Now, the police can obtain a warrant for cellphone records, but the process takes time and resources, limiting the likelihood of investigation, Mr. Ortiz said. But those protections are there for good reason, according to privacy advocates, who oppose the New York bill.

“It really invites police to seize phones without justification or warrant,” said Donna Lieberman, the executive director of the New York chapter of the American Civil Liberties Union.

A unanimous decision by the Supreme Court in 2014 ruled that the police could not search a cellphone without a warrant, even after an arrest, suggesting an uphill fight on the New York legislation.

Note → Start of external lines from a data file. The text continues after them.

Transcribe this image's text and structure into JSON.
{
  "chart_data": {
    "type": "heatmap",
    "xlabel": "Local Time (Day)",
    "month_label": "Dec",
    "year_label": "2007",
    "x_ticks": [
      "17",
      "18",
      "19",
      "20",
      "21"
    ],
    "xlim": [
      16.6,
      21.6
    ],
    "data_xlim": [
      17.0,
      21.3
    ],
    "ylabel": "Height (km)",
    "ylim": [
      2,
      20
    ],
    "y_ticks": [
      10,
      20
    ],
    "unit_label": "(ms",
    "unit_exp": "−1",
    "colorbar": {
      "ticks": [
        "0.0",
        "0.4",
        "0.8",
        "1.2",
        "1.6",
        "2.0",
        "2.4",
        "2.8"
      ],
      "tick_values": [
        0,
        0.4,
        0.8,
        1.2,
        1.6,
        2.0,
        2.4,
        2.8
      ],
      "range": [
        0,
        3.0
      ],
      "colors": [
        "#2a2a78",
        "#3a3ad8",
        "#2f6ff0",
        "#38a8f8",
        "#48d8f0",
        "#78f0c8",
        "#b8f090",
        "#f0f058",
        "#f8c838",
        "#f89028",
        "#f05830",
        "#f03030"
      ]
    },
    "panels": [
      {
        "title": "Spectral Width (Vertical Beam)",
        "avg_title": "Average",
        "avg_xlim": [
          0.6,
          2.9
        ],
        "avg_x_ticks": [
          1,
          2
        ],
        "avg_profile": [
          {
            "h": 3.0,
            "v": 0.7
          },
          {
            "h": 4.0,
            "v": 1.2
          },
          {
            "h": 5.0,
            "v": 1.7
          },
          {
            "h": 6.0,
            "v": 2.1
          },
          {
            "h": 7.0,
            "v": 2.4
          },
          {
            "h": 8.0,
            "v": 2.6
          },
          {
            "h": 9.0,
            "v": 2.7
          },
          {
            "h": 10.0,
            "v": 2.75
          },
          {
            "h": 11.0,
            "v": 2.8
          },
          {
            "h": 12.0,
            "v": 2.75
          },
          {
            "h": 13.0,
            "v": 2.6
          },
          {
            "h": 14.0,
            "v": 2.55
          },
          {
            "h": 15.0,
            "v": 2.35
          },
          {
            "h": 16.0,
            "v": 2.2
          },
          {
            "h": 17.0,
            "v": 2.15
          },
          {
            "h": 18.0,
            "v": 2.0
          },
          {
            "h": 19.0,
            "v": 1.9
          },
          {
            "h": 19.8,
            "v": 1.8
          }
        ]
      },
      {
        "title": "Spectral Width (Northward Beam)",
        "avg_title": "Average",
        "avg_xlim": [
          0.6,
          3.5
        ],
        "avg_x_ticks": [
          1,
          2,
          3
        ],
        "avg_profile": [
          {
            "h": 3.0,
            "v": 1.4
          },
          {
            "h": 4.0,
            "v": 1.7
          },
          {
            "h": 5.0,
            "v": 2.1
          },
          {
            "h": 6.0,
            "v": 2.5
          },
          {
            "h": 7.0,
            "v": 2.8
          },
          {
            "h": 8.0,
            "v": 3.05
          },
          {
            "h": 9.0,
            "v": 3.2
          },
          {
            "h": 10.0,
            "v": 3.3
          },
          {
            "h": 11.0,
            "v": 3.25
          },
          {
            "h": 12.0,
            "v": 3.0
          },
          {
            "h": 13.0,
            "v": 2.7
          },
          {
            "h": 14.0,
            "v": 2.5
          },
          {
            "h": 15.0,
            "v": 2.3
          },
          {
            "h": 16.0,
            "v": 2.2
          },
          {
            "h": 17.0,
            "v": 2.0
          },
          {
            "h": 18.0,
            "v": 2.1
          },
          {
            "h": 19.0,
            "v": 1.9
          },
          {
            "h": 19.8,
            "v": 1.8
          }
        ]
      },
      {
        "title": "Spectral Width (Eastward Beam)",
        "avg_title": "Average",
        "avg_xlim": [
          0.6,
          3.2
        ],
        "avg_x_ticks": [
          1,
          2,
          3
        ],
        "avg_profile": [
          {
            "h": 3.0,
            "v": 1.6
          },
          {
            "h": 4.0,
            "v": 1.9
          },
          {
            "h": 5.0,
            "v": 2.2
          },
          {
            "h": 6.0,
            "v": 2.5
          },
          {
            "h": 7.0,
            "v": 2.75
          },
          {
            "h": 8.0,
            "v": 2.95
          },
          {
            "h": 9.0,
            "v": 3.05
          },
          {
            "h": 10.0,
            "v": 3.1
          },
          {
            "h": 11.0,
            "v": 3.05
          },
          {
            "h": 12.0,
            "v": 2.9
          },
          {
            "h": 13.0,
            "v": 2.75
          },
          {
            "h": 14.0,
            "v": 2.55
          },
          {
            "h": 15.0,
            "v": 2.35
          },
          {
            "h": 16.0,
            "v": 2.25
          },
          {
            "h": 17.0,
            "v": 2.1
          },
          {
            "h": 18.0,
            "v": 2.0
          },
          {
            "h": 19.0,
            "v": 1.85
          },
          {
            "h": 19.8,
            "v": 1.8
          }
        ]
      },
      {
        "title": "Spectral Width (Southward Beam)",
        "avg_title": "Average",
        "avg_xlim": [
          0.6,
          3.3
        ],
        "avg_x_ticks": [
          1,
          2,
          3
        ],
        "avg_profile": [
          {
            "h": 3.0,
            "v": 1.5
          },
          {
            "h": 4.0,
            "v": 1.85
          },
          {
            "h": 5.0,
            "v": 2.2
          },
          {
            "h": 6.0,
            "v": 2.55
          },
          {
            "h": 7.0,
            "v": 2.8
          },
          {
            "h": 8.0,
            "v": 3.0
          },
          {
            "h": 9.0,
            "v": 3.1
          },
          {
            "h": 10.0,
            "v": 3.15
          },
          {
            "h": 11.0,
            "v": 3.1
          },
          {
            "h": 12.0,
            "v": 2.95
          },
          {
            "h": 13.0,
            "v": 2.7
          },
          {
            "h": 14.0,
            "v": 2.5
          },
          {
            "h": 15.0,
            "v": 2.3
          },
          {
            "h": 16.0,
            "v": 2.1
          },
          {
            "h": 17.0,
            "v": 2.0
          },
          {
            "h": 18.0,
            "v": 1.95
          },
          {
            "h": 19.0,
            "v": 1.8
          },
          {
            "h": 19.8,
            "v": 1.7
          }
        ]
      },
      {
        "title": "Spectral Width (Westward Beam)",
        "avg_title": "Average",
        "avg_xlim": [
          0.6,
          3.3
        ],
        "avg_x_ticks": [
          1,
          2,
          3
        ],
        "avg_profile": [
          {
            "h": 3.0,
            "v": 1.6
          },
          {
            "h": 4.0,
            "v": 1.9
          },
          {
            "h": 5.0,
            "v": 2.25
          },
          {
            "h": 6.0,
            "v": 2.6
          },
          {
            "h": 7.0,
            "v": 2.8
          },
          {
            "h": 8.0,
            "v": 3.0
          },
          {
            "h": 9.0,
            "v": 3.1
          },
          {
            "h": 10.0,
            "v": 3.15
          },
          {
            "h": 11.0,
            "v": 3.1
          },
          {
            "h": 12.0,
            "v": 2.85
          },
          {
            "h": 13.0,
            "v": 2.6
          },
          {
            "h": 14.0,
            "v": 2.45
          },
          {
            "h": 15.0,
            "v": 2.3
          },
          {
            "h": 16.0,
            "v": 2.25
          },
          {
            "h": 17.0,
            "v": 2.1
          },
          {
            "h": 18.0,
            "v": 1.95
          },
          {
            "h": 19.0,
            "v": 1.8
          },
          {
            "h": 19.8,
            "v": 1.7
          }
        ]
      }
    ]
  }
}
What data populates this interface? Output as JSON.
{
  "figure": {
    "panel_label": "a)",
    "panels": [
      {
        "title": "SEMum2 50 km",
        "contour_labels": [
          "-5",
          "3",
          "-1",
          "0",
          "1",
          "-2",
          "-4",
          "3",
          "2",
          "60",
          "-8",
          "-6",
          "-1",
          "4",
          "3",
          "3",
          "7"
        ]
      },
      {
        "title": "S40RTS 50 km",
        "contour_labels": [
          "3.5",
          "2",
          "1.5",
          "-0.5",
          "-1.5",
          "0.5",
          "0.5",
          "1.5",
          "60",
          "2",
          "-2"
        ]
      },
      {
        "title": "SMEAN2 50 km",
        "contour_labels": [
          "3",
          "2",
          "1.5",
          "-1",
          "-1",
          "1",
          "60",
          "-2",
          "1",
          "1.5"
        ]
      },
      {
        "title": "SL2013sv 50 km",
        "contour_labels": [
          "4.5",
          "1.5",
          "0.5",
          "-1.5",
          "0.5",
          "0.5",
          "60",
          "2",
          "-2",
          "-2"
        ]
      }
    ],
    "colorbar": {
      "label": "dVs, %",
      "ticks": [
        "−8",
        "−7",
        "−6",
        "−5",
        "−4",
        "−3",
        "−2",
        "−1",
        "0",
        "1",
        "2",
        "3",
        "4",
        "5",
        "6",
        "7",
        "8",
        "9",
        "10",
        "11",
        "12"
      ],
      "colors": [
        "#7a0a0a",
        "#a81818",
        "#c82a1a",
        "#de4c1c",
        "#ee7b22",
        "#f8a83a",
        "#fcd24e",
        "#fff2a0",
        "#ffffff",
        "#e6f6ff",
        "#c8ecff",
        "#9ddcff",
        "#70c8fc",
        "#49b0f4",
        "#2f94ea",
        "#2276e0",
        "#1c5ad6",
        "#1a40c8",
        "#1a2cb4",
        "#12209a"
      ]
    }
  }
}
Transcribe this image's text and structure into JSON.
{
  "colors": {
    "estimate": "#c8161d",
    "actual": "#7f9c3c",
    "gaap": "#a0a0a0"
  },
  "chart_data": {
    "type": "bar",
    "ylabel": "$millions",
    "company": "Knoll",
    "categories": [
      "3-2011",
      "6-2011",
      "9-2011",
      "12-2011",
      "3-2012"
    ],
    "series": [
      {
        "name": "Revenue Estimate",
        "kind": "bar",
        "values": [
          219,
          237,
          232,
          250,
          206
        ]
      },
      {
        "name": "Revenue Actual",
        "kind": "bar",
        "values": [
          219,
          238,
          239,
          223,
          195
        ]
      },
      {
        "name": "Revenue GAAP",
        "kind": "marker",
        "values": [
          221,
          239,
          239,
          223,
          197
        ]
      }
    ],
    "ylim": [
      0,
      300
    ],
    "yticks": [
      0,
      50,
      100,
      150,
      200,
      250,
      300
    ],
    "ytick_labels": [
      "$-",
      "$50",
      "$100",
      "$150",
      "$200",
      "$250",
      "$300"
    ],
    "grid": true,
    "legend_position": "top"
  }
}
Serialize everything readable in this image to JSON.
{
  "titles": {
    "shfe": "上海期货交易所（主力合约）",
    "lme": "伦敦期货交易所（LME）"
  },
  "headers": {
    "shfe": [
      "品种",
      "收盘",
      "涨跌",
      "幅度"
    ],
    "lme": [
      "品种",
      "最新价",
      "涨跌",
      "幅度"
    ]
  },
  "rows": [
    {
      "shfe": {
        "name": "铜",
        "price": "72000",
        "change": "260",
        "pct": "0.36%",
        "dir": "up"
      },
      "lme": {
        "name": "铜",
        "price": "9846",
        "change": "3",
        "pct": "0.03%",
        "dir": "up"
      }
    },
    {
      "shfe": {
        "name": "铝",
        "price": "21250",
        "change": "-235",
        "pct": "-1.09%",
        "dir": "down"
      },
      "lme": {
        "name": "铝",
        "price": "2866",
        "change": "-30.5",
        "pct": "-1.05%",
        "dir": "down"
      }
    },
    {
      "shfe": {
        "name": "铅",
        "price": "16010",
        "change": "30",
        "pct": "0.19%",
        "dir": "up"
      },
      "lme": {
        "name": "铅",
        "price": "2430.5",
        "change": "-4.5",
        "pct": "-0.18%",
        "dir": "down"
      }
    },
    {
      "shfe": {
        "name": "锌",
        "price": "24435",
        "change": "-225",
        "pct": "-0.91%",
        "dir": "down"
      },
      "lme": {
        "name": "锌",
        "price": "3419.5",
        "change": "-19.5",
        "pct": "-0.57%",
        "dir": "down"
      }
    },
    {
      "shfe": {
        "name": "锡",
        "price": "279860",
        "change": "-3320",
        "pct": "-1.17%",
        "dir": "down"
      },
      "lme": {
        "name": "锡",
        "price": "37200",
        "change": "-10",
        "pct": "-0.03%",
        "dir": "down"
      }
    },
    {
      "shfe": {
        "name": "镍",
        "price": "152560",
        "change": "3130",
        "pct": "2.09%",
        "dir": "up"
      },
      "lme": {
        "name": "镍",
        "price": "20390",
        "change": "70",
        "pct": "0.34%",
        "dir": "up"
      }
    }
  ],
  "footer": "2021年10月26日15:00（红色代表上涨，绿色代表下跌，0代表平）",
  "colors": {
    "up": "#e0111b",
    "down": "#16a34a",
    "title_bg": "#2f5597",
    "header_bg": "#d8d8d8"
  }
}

But the bill’s authors say they have based the Textalyzer concept on the same “implied consent” legal theory that allows the police to use the Breathalyzer: When drivers obtain a license, they are consenting in advance to a Breathalyzer, or else they will risk the suspension of their license.

Matt Slater, the chief of staff for State Senator Terrence Murphy of New York, a Republican and a sponsor of the bill, said the constitutional concerns could and should be solved. “It’s monumental if we can get this done,” he said.

Mr. Slater said he hoped it could happen this session, which ends in June, but, he added, it may take several tries and may require broader public support.

“We’re facing the same hurdles we faced with drunk driving,” he said. “We’re trying to make sure safety and civil liberties are equally protected.”

Fourteen states prohibit the use of hand-held devices by drivers, and 46 ban texting, with penalties ranging from a $25 fine in South Carolina to $200 fines elsewhere, and even points assessed against the driver’s license.

A handful of states have strengthened their original bans, including New York, which in 2014 adopted tougher sanctions that include a 120-day suspension of a permit or a license suspension for drivers under 21, while a second offense calls for a full-year suspension.

Deborah Hersman, the president of the nonprofit National Safety Council and a former chairwoman of the National Transportation Safety Board, said she liked the Textalyzer idea because it would give the police an important tool and would help gather statistics on the number of crashes caused by distraction.

She said the Textalyzer-Breathalyzer comparison was apt because looking at and using a phone can be as dangerous as driving drunk.

“Why are we making a distinction between a substance you consume and one that consumes you?” Ms. Hersman said.

The Textalyzer legislation has been called Evan’s Law for Evan Lieberman, who was asleep in the back of a car on June 16, 2011, when the vehicle, driven by a friend, lost control.

Mr. Lieberman, 19, died from his injuries, and his father, Ben Lieberman, spent months trying to gain access to phone records, which ultimately showed that the driver had been texting.

Ben Lieberman became an advocate for driving safety, and in December, looking to develop the Textalyzer concept, he approached the mobile forensics company Cellebrite, which was involved in helping the government find a way into a locked iPhone, and which works with police departments around the country.

Jim Grady, the chief executive of Cellebrite U.S.A., said that the Textalyzer software had not been fully built because it was not clear what a final law might require, but that it would not be too technologically challenging.

“I hope it will have the same effect as the Breathalyzer,” he said.